By Mark Lamport-Stokes
LOS ANGELES (Reuters) - Sam Querrey's first victory over Andy Murray in five attempts has embellished the big-serving American's impressive credentials and marked him out as a likely top-10 player in the future.
Only top-ranked Spaniard Rafa Nadal, with five, has won more tournaments on the circuit this year although Querrey is the sole player to have triumphed on three different surfaces.
Long regarded as the brightest young American prospect with his booming serves and crunching forehands, the six-foot six Californian regarded his first success against Murray as a significant milestone.
"It feels great to finally get a win over him because I really hadn't had a close match with him before this," Querrey told reporters after saving a match point in the second set before going on to triumph.
"So it's nice to get that. Now I have the belief that if I can play him again I can maybe win or if I play another top-10 guy.
"Winning definitely gives you a lot of confidence, whether it's professional or in the juniors or in the collegiate," added the world number 20.
"The more you win, the better you're playing and the more confidence you have. I definitely think this will help me win some bigger matches going forward."

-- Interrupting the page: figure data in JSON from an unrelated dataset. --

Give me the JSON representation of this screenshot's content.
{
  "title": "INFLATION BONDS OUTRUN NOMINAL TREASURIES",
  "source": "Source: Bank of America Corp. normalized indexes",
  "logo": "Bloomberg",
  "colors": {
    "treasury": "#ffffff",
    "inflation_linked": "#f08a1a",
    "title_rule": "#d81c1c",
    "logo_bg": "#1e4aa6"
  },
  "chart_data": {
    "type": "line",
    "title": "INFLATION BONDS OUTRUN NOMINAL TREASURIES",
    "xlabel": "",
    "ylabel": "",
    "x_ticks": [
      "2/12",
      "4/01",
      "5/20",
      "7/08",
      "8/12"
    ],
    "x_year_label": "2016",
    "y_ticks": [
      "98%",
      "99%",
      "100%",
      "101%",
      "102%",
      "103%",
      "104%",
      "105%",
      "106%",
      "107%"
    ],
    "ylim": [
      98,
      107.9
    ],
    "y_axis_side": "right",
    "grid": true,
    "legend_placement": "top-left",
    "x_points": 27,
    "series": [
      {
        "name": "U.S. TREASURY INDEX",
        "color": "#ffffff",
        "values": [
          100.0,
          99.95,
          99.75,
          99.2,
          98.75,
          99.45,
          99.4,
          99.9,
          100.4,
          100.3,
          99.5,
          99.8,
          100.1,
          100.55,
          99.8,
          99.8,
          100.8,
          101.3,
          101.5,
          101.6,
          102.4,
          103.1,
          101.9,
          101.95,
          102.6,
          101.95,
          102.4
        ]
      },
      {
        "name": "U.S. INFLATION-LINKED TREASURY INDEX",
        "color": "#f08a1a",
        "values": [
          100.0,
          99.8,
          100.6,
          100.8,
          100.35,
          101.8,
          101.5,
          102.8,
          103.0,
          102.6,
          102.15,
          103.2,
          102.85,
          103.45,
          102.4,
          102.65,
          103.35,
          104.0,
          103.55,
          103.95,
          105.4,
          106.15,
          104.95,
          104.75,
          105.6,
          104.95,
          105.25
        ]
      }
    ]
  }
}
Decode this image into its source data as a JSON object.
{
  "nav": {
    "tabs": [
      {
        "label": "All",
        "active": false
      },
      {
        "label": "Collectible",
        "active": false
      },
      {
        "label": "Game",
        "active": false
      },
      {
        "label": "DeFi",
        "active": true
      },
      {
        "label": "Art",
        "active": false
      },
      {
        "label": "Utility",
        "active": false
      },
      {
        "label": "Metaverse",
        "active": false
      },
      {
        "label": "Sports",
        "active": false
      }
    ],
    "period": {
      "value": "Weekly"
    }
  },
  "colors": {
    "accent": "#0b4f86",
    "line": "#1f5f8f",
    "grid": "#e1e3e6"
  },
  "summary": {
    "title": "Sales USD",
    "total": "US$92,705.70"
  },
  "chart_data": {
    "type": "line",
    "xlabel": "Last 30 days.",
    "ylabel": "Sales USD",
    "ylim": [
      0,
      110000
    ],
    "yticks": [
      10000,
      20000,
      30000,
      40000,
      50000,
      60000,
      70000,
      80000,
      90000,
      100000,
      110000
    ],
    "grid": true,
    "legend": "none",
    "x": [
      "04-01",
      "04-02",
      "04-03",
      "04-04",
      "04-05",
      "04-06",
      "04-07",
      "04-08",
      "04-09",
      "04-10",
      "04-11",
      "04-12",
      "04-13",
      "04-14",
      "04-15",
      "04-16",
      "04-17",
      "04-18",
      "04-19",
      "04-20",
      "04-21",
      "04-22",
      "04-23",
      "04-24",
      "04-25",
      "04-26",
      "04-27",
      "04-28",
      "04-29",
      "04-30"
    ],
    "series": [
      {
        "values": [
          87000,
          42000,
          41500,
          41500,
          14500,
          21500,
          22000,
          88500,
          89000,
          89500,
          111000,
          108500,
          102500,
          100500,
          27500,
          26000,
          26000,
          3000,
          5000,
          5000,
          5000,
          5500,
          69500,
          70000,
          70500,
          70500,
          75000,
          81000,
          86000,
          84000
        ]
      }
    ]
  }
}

"This feels great," Querrey said. "This is maybe the best I've ever felt. I'm really happy, really ecstatic. Hopefully it will be a great start to the summer.
Last year Querrey enjoyed his best season on tour with a win-loss record of 41-23, despite his campaign being cut short in September when a glass table he was sitting at collapsed and nearly severed a nerve in his serving arm.
However, subsequent surgery and rehabilitation led to a full recovery and he is now the third-highest American in the rankings, after world number nine Roddick and his good friend John Isner (19th).
"I'm proud of the way I've turned it around since then," said Querrey, who will be playing in this week's Washington Classic. "I'm taking baby steps forward and hopefully, I'll keep going up.
"The next step is the Masters Series and the grand slam events. This tournament is a great stepping stone for those."